2. Memory Reconsolidation, edited by CM Alberini
3. The Nature of Emotion, Fundamental Questions 2nd Edition
Edited by Andrew Fox.
I mean just go on google scholar, look for chapters on a topic you find interesting. You will more likely get the real stuff that way than pop psychology books, or by reading frauds like Freud.
But why are these books everyone should read? or can read, for that matter. You just pointed to books meant to be read by people in the field. Like, I possess a book on the neurochemistry of memory formation, but I can't make heads or tails of it, frankly, because I don't have the background.
So, the books are going to be popular psychology almost by definition (and we really shouldn't continue the academic tradition of sneering at academics who write for the popular market. We need them).

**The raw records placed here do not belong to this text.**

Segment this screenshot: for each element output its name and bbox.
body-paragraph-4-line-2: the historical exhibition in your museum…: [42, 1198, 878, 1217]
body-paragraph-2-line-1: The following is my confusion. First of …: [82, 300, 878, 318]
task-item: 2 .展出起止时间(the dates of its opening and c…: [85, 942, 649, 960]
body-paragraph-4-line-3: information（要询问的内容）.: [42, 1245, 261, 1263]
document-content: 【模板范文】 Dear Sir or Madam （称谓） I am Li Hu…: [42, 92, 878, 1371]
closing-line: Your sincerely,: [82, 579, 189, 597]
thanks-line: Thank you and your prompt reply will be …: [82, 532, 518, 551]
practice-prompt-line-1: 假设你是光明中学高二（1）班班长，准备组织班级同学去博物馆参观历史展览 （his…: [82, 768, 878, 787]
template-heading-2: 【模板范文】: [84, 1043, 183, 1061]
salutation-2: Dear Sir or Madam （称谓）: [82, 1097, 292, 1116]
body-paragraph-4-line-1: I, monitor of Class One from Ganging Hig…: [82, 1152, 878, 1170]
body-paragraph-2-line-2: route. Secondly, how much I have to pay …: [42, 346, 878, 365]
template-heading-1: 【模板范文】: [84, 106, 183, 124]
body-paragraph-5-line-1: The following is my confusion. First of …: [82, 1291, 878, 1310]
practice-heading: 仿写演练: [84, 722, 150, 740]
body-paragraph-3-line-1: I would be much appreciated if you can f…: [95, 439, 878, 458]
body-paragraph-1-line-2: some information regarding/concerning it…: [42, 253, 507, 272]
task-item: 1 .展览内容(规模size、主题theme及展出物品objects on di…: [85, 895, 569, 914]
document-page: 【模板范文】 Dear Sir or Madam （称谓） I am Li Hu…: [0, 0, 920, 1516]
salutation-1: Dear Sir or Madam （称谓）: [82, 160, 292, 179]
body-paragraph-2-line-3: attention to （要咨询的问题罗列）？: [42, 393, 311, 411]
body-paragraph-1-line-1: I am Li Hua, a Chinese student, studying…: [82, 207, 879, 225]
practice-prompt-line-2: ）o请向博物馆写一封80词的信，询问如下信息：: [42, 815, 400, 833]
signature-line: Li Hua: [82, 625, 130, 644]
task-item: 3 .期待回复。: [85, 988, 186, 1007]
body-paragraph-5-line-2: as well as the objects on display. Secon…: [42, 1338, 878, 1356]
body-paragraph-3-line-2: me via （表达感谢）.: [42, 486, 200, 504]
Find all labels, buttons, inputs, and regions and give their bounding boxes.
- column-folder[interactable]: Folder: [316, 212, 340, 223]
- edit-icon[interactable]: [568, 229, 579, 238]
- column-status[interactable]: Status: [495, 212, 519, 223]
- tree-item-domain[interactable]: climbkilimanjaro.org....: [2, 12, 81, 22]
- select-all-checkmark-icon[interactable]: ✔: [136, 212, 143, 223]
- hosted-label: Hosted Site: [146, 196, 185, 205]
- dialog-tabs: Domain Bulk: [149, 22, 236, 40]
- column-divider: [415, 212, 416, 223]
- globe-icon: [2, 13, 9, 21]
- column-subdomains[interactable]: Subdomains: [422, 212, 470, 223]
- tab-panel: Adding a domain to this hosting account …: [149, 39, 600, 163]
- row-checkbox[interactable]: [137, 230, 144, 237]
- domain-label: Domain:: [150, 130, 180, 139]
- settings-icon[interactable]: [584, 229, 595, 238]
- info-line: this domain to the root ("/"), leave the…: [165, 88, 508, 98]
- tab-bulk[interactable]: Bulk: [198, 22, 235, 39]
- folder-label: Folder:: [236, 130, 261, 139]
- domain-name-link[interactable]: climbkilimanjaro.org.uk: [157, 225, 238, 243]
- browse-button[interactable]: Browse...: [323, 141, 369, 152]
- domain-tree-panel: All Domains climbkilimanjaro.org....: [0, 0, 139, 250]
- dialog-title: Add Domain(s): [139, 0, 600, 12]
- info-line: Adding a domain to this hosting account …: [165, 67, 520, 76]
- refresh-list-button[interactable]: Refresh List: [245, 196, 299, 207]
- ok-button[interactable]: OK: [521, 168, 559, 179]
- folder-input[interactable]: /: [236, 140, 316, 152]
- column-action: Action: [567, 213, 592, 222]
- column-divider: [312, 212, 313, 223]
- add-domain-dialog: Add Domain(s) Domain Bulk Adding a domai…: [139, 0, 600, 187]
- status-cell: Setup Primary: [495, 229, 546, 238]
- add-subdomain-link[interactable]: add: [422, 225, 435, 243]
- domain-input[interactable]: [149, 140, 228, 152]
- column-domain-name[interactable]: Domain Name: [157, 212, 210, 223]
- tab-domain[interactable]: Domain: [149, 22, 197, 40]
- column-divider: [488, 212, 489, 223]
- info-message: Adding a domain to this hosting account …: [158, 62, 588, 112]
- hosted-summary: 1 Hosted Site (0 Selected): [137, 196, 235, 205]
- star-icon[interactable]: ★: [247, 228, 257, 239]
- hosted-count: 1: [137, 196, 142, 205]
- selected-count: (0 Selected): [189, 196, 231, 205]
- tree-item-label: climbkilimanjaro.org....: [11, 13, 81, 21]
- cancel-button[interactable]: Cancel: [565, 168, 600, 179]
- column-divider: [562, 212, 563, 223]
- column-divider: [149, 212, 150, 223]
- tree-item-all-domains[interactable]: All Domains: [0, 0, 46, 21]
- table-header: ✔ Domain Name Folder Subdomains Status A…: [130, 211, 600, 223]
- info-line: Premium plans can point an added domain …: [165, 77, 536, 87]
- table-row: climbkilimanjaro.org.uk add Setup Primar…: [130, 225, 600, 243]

I get your irritation about Freud. Dan Ariely and Daniel Kahneman are pretty relevant today, actually. I'd add these books:
* Decisions, Uncertainty and the Brain by Paul Glimcher
* Why Choose This Book: how we make decisions by Read Montague
So Subiculum, can you recommend books on memory that aren't intended to be read by academics in the field?
Update: Subiculum indicates that they read their first suggestion, the Wiley Handbook as an undergraduate, so I'm guessing that it is accessible enough for a general audience.
I think it is still useful to read Freud, assuming you don't take it as gospel and consider when he wrote it and how little was known at the time. In my opinion, Freud was a brilliant man. The fact that some of his ideas are so obviously false today might serve as immunization against hubris, with which some of us do not realize that many of our ideas will seem absurd in a hundred years.
I think it is useful to read Freud primarily so that you can appreciate his influence on the history of ideas. The ideas themselves are not really of any contemporary interest, imo.